Gawker Article Says “Unions Should Buy a Fast Food Franchise”

But would workers really be better off if a union owned a fast-food franchise or any other kind of business? Gawker author Hamilton Nolan thinks so.

In Nolan’s piece, he commends the union-backed Fight for $15 PR campaign to raise the minimum wage. Despite praising the union-led movement, he concedes that a PR campaign cannot demand improved working conditions or higher wages, but a union could and would in Nolan’s opinion.

So Nolan suggests that a union should buy a fast-food franchise and prove that a union workplace, one that pays living wages and has safe working conditions, can succeed.

Nolan concludes, “Big unions are spending millions of dollars on this campaign. Take a chunk of that money and start your own franchise. These arguments are all theoretical, until they aren’t.”

While this may not be an apples to apples comparison, the Restaurant Opportunity Center United (ROC), a union front-group, did start its own restaurant with less than stellar results.

ROCExposed.com, a ROC watchdog organization, has the details on ROC’s failed attempt at running COLORS, a restaurant located in New York City, which was supposed to be a worker haven, where workers are owners, working conditions are pristine, and advancement/training opportunities are available.

As ROCExposed points out, ROC routinely criticizes restaurant employer practices, but former COLORS employees lodge the same complaints against ROC:

To purchase their “share” of the restaurant, COLORS employees were required to provide 100 hours “sweat equity”—a requirement that was later increased, according to a lawsuit filed by then-board member Orlando Godoy. These hours were often worked without pay. Nearly half of the core group of “worker-owners” had left by the time the restaurant opened its doors, claiming “they could not afford to keep waiting for a dream.”

Remaining “worker-owners” were asked to sign a contract requiring more unpaid work as a condition of membership. Godoy, a board member who refused to sign the contract,was expelled as a result of his decision.

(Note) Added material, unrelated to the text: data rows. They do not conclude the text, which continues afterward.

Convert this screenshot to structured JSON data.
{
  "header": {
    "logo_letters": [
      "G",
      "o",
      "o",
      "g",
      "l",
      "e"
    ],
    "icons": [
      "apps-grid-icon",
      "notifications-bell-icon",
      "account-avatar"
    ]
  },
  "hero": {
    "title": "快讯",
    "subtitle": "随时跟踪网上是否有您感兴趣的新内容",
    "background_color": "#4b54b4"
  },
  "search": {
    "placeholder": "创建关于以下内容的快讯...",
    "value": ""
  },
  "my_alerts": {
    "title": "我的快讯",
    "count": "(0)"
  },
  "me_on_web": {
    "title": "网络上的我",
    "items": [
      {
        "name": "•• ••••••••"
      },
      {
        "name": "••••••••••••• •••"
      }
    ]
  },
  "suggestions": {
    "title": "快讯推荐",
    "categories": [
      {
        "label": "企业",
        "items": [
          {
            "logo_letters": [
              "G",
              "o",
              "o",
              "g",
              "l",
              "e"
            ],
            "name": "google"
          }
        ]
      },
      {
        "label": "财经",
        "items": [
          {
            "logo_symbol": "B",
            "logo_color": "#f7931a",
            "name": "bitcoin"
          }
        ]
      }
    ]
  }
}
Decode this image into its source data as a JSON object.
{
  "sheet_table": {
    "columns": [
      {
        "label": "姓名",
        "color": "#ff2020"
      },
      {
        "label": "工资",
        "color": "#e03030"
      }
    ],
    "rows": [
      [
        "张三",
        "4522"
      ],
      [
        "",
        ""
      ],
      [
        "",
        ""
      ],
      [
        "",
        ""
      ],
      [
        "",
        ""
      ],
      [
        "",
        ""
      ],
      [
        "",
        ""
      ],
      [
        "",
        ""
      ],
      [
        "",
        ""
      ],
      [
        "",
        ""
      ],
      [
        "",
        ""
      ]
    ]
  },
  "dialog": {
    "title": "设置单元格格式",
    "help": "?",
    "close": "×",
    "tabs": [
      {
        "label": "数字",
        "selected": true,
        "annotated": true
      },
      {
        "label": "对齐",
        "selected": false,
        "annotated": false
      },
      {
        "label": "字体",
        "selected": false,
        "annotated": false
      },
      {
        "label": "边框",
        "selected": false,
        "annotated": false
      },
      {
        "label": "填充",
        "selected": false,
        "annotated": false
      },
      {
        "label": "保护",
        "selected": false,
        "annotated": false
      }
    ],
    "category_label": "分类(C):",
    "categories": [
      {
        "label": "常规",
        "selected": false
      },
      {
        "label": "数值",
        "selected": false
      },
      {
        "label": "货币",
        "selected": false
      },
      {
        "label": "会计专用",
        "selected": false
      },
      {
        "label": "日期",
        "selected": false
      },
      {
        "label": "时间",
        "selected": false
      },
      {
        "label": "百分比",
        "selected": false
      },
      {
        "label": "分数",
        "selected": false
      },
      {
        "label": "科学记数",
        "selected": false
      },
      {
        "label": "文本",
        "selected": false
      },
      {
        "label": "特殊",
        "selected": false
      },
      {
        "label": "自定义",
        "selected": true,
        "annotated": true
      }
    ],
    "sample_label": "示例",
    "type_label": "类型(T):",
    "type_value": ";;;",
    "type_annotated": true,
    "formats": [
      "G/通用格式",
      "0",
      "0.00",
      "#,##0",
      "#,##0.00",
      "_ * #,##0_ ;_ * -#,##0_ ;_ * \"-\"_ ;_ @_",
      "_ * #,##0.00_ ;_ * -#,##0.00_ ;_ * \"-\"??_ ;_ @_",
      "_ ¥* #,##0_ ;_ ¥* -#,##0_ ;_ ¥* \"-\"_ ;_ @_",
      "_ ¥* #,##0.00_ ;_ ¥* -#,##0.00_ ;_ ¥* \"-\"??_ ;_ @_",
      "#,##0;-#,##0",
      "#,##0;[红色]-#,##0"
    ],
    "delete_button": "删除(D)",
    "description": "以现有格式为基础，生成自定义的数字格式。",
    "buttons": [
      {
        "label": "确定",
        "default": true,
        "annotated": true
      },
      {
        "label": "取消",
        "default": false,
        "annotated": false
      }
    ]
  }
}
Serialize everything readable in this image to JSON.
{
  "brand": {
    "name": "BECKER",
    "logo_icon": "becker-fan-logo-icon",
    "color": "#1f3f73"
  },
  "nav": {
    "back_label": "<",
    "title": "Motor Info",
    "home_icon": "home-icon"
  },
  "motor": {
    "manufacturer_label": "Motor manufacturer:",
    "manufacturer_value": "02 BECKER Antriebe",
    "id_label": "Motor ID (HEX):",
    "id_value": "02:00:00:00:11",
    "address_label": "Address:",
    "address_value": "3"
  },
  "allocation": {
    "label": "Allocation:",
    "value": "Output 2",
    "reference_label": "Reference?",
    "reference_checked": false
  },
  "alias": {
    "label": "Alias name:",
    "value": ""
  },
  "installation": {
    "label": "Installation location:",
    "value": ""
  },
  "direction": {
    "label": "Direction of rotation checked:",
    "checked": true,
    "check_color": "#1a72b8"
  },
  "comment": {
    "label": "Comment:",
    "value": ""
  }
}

Godoy later filed a lawsuit against ROC claiming improper termination and a failure to compensate employees for hours worked. He was joined in the lawsuit by other members, including Behzad Pasdar. Pasdar had riled ROC’s leadership by questioning whether COLORS would—as originally promised–be a company owned by its employees. Instead of full ownership, restaurant stock was to be divided up equally between ROC management and the restaurant’s investors, with a promise that 20 percent would be given to worker-owners at an unspecified future date.

Said Pasdar of his experience: “I’ve spent my whole life working in city restaurants, but nothing was as bad as the three years I spent with ROC.”

COLORS has also run afoul of health and safety regulations:

While ROC specializes in pointing out employers for violating “health and safety regulations,” its own restaurant has failed to live up to the standards it has set for others. One 2011 inspection of COLORS found 38 violation points due to reasons including “evidence of mice or live mice” in food prep or dining areas, food that wasn’t protected from sources of contamination, and “food contact surfaces” that weren’t properly cleaned.

The restaurant presently has a B grade, due to 18 violation points received on the most recent inspection in March of 2012. Again, evidence of “mice or live mice” was found, and cold food was being stored above its recommended temperature. Several of the restaurants that ROC has targeted in the past—such as the Red Eye Grill, Daniel, Del Posto, and Smith & Wollensky—presently have better letter grades than COLORS.

In addition, where ROC encourages low-wage workers to protest and strike against their employers, ROC prohibits its employees from doing the same. According to ROC’s contract with its workers, they may not participate in “strikes, lock-outs, sit downs, sit ins, slowdowns, sympathy strikes, picketing, stoppage or interruption of work, or direct or indirect interference or interruption of the operations of [ROC].”

If ROC’s experience running COLORS is any indication of how a union-run fast-food franchise would operate, then unions are better off continuing to complain about the lack of good jobs rather than trying to create them.